Vous vous souvenez peut-être du film La mort vous va si bien, sorti en 1992 et mettant en vedette Meryl Streep, Goldie Hawn et Bruce Willis. Sans entrer dans aucun cliché de ressemblance – qui n’existe pas réellement, de toute façon -, disons simplement que le thème, clairement assumé samedi soir au dernier concert du Festival international de musique baroque de Lamèque, ainsi que le titre paraphrasé pourraient très bien convenir à la prestation étonnante et toute en beauté à laquelle nous avons eu droit.

Dans une église Sainte-Cécile remplie à pleine capacité à Petite-Rivière-de-l’Île, deux visions de la mort s’affrontaient sous le signe de la cantate sous la direction de Dana Marsh: celle de Telemann, très sombre avec Du aber, Daniel, gehe hin, TWV 4:17, puis celle de Bach, contenue dans Gottes Zeit ist die Allberbeste Zeit, BWV 106, aussi communément appelée Actus Tragicus, qui malgré un début plutôt grave débouche rapidement sur une luminescence créative qui rend presque la mort joyeuse, à dessein.
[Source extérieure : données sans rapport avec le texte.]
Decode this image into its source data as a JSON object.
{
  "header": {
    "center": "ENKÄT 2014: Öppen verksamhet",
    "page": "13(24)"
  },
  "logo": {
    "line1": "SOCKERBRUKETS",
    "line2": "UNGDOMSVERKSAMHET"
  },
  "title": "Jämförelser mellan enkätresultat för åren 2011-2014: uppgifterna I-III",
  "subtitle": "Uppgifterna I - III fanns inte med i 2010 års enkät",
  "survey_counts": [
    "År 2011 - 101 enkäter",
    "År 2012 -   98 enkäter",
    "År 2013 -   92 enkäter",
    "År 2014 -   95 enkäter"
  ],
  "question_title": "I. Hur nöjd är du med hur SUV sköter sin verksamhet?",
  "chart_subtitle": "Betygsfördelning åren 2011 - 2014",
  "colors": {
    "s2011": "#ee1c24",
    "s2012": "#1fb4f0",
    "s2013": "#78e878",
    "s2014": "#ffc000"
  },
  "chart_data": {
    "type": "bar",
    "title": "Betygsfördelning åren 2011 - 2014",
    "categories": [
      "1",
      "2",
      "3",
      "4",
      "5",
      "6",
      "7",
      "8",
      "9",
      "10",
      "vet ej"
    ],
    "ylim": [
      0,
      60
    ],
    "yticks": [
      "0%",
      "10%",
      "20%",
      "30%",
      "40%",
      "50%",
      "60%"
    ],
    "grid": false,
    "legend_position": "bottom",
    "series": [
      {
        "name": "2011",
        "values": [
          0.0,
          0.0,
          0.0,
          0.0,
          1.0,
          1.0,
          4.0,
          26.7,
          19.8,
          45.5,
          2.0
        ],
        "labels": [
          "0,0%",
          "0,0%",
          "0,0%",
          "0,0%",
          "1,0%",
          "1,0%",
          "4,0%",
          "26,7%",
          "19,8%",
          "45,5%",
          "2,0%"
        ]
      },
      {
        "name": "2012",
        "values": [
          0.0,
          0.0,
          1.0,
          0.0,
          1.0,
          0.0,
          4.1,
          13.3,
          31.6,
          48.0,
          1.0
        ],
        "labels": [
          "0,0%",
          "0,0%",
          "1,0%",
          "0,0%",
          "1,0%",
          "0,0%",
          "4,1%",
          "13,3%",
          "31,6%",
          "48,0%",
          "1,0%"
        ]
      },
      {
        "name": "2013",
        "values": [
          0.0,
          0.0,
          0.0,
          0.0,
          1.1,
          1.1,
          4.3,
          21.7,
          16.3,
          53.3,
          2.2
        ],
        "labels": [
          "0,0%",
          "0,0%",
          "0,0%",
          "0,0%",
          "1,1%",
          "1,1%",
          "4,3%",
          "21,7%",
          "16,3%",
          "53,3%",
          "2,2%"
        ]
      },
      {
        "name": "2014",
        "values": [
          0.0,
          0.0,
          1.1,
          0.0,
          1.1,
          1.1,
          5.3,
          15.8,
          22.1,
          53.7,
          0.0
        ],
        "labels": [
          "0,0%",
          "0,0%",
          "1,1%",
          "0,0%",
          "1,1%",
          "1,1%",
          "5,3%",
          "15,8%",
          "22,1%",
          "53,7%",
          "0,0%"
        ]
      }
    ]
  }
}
Car dans le premier cas, Telemann s’inspire du dernier verset du livre de Daniel dans l’Ancien Testament («Et toi, marche jusqu’à la fin; tu te reposeras et tu te lèveras pour ton héritage à la fin des jours», Da 12:13; Segond Colombe) et propose donc un cycle intimiste donnant place au recueillement, avec une orchestration dramatique parsemée de quelques moments d’exaltation, comme si la mort était le symbole d’un voyage à la fois douloureux et extatique vers l’autre monde.

En ce qui concerne Bach, la mort dans Actus Tragicus devient très lyrique, très poétique, le passage à trépas étant clairement pour lui une délivrance, la récompense d’une vie riche et honorable sous l’égide du Christ – une vision très protestante et luthérienne en somme, Bach n’ayant jamais caché son penchant pour la Réforme religieuse du 16e siècle. On ne s’étonne pas en outre, étant donné cette ligne directrice que s’est donnée Bach pour sa superbe cantate, que l’orchestration comme les voix soient plus colorées, plus exaltées – après tout c’est Bach!

L’Orchestre et le Choeur de la Mission Saint-Charles ont su défendre ce répertoire auquel s’adjoignaient aussi des oeuvres de Biber et de Buxtehude de manière convaincante.

Le Festival accueillait pour l’occasion des chanteurs solistes qui ont tous su, à leur manière, rendre justice aux oeuvres assez costaudes présentées samedi soir. La soprano Janelle Lucyk a brillé tout autant que sa robe scintillante dans le Telemann, avec une voix cristalline qui faisait penser à une Suzie LeBlanc des premières années. Le baryton acadien Dion Mazerolle, dont on lui pardonnera un léger accroc vers la fin d’Actus Tragicus, s’est déployé de manière toujours aussi magnifique, expressif sans tomber dans l’excès dans le Telemann, et magnanime dans ce Bach qui l’a fait descendre dans les catacombes des basses sans que sa voix fléchisse. Le ténor Kerry Bursey – qui fut aussi luthiste pendant le festival – a démontré de belles qualités vocales dans Actus Tragicus et le contreténor Ian Sabourin a été stupéfiant dans le Telemann avec son timbre puissant et ne souffrant d’aucun étranglement, même pas dans les hautes; le genre de voix que l’on pourrait écouter pendant des heures sans se lasser.

Le public a applaudi à tout rompre au lever du rideau de cette chaude soirée, et pour cause: la mort allait très bien au Festival international de musique baroque de Lamèque.